O passa a palavra Sobre Portugal pode continuar? Para Pedro A. Neto é ainda “muito cedo para se tirarem consequências de um eventual “passa a palavra” iniciado pelo primeiro grupo.
“A costa portuguesa e o espaço aéreo português são espaços muito bem guardados pelas nossas forças armadas. Eu tenho trabalhado e elogiado a nossa Marinha pelas missões conjuntas feitas no Mediterrâneo no salvamento de requerentes de asilo e refugiados. E, por isso, acho que estamos muito bem preparados para lidar com o que vier a acontecer”, garantiu ainda o responsável da Amnistia Internacional, lembrando que esta altura também não é propícia a tirar conclusões, uma vez que é no verão que se verifica um maior número de viagens, devido ao bom tempo e à menor agitação marítima.
Uma das preocupações manifestadas por Pedro A. Neto é que estes casos alimentem narrativas xenófobas no campo político e não só. “Preocupa-me o aproveitamento de pessoas com maus escrúpulos, que precisam de criar vilões para depois se apresentarem como heróis e salvadores da pátria – como é o caso destes partidos mais extremados e movimentos xenófobos e anti-imigração, que vão aproveitar tudo o que puderem para demonizar e pintar estas pessoas como grandes ameaças”.
Para o diretor geral desta organização, Portugal deverá evoluir em muitos aspetos, defendendo que muitos migrantes que chegam a Portugal “não têm tido um bom acolhimento, nem uma boa integração”. Isto, porque as pessoas “demoram a começar a trabalhar e demora a que comecemos a beneficiar da riqueza que eles podem produzir”. Afirma ainda que serviços públicos de apoio a estas pessoas, como o SEF ou a Segurança Social, “têm processos muito burocráticos e demorados”.
Pedro A. Neto conclui acrescentando ainda que, em alguns casos, a colocação dos migrantes em locais mais pequenos e longe dos grandes centros pode dificultar a integração, dado que ficam longe das comunidades dos seus conterrâneos que já existem no país.
UE não está preparada para nova vaga de migrantes
O alerta é do Centro Internacional para o Desenvolvimento de Política Migratória.
Michael Spindelegger, diretor-geral do Centro Internacional para o Desenvolvimento de Política Migratória, alertou ontem para a necessidade de preparação de acolhimento dos migrantes que chegam à União Europeia e para a incapacidade dos países de trânsito de lidar com esta realidade.
“Se não começarem a resolver o problema nos países de trânsito, terão uma emergência nos seus países e não conseguirão lidar com isso. Irá acontecer o mesmo que em 2015 e 2016”, referiu Spindelegger a propósito da apresentação das perspetivas para o próximo ano no que diz respeito às migrações.
De acordo com a análise, a chegada de migrantes vindos da Líbia ou do Irão pode aumentar de forma significativa – isto se as condições nestes países continuarem a piorar.

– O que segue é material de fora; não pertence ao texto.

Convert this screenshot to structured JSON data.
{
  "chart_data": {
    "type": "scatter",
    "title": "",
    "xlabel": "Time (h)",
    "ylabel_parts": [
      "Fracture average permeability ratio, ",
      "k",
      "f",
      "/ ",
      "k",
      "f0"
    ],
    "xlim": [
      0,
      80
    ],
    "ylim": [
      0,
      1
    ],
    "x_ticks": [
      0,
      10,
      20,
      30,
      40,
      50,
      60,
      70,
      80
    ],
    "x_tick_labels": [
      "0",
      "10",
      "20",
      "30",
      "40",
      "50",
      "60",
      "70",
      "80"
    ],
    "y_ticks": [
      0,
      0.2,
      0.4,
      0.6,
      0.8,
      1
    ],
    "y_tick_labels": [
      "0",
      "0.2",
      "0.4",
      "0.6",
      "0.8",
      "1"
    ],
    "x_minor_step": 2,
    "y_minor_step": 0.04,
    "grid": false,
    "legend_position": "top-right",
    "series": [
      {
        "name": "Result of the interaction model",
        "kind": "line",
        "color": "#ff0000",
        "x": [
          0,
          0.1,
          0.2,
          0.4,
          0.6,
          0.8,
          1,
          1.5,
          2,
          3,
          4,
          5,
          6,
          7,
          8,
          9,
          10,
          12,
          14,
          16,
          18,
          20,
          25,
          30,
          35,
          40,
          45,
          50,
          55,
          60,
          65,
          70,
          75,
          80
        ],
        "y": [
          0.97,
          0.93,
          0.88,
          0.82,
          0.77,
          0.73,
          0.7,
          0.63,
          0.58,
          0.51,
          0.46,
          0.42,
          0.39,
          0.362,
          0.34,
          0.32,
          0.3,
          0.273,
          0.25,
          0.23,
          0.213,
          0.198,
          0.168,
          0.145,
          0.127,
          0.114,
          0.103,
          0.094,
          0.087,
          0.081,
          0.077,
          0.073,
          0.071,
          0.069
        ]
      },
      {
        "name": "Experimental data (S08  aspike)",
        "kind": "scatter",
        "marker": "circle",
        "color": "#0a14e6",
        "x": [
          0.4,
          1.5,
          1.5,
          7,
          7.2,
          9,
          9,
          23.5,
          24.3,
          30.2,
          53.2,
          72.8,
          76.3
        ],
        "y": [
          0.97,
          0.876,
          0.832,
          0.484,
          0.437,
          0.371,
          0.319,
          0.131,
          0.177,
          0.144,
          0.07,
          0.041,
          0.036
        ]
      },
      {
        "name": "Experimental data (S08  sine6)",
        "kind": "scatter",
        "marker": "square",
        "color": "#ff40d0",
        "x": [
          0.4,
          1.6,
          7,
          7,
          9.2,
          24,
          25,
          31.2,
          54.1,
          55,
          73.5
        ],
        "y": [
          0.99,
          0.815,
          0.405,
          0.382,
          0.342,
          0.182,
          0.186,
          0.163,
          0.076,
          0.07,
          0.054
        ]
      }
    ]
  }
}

No ano passado, Espanha foi o país que registou mais pedidos de asilo, segundo os dados do Centro Internacional para o Desenvolvimento de Políticas Migratórias. E, além disso, venezuelanos e colombiano foram duas nacionalidades que mais pedidos de asilo requereram. “Isto é, de facto, uma questão singular que não observámos nos últimos anos”, disse Michael Spindelegger.
A propósito do aumento de migrantes que chegam à União Europeia e da forma como alguns países recebem as pessoas que fogem dos seus países de origem, esta terça-feira, cerca de 60 migrantes forçaram a entrada na Hungria, a partir da Sérvia. A polícia húngara disparou tiros para o ar, o conselheiro do primeiro-ministro húngaro, Viktor Orbán, disse que os migrantes eram “um grupo de homens organizados e agressivos” e os migrantes acusam agora a polícia do uso de força excessiva.